The first glimpse of how educators fared under the system, which ultimately will affect whether they earn and keep tenure, demonstrated how subjective the process can be. The Tennessee Department of Education released principal observation data in December after The Tennessean and Williamson County Schools Director Mike Looney filed separate open records requests for it.
Looney said he wanted the data for comparison after Williamson principals rated 97 percent of teachers a three or higher, and state education officials questioned those ratings. He said his county has a high level of teacher talent plus motivated students, and state officials shouldn’t pressure districts to align scores with projections.
“To come to some conclusion that our scores are too high ... is preposterous,” Looney said. “We are not going to feel compelled or pushed into making our teachers fit some bell curve.”Oh, Mr. Looney, you poor, deluded man. Don't you understand? Everyone knows that there must be a certain percentage of teachers who suck. Rich people say it's so; who are you to argue? We already do it with the kids; read Todd Farley. He tells stories of adjusting standardized test grades to make them fit pre-determined distributions drawn up by psychometricians. If we're doing it for the kids, why shouldn't the teachers also be subject to the statisticians' whims?

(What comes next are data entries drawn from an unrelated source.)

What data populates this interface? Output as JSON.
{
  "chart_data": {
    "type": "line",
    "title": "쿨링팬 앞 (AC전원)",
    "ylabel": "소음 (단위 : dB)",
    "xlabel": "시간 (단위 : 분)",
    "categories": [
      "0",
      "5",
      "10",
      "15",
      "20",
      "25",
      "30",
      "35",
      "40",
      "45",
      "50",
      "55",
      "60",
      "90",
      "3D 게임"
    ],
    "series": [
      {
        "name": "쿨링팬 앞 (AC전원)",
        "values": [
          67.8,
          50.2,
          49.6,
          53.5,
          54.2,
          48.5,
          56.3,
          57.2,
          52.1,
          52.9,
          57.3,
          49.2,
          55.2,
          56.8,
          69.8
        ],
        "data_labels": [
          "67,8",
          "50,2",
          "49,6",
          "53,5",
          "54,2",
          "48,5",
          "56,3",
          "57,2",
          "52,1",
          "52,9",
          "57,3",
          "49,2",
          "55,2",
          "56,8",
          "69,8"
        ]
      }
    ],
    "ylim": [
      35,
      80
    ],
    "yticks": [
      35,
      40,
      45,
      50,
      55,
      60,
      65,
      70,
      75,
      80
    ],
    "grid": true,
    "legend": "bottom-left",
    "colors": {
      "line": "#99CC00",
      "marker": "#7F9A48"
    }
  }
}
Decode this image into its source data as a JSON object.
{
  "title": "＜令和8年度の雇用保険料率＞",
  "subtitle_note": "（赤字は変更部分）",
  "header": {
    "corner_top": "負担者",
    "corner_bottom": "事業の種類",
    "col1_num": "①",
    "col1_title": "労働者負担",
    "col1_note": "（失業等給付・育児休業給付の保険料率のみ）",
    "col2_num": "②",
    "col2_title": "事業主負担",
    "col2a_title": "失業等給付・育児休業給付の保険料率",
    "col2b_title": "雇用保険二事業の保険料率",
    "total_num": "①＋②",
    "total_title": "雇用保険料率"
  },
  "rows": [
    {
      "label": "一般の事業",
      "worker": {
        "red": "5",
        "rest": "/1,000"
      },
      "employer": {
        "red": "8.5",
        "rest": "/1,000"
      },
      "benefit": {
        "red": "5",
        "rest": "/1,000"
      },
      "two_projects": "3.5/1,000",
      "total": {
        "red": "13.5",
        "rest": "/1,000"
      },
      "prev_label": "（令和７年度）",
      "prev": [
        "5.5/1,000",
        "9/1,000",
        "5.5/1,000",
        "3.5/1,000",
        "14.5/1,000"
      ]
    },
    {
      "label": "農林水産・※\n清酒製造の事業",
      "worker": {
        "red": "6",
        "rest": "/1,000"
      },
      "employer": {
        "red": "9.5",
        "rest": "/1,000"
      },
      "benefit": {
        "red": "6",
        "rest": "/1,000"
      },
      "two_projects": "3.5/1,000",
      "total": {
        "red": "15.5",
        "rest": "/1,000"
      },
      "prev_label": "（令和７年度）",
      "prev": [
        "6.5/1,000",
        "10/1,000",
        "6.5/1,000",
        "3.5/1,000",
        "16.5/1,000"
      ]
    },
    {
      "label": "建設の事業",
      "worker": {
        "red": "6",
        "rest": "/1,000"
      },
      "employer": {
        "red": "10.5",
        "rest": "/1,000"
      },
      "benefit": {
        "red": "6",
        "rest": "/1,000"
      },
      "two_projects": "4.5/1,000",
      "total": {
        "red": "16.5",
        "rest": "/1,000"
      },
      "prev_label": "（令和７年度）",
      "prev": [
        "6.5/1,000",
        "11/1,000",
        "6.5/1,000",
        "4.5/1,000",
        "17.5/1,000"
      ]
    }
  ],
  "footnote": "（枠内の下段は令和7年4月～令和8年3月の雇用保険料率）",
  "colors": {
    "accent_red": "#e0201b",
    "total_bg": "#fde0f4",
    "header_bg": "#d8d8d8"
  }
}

Of course, this logic requires that we all accept certain... contortions:
Tennessee and 16 other states redesigned teacher evaluation models in the past two years, tying ratings to student test scores, according to the National Council on Teacher Quality. Tennessee, further along than most, both designed and piloted its new system in the 2010-11 school year and put it into effect for all districts this school year.
Under the new system, 35 percent of the final score is on student learning gains and 15 percent on data the school chooses, such as ACT scores. Principals use a long list of measures for success to do their observations, which count for the other half.
The state predicted that districts would rate 3-5 percent of teachers as ones; 10-25 percent as twos; 40-50 percent as threes; 10-25 percent as fours and 5-10 percent as fives. No district that submitted data hit all those ranges.
The projections were based on value-added scores — which measure how much students learned in a year — how other districts using the same observation form distributed scores, and research from the National Institute for Effective Teaching, said Emily Barton, the state’s assistant commissioner for curriculum and instruction. [emphasis mine]Oh dear - you mean the principal observations didn't match up with the value-added scores (the scores based on standardized test results)?
Wait - I thought the entire point of the principal evaluations was that they would mitigate against unreliable value-added scores. We all know the tests are insanely unreliable as measures of teacher effectiveness, but I thought we teachers didn't need to worry about that. These (usually irrelevant) test scores were only supposed to be a part of our evaluations: only 50%, or 30%, or even 20% of your final rating.
So it should be a good thing that the test scores don't match up with the principal evaluations. We should be happy about this - it means the system is working!
At the end of the school year, districts with observation scores that don’t closely align with value-added growth scores could penalize principals by taking 10 percent off their own evaluations, Barton said. For now, the state focus is that educators continue to get used to the new evaluations and that teachers get constructive feedback.Let's recap:
- Test scores are admittedly unreliable measures of teacher quality.
- So we need principal observations to mitigate against their unreliability.
- But we're going to check principal observations against test scores.
- And if there is a discrepancy, we'll punish the principal.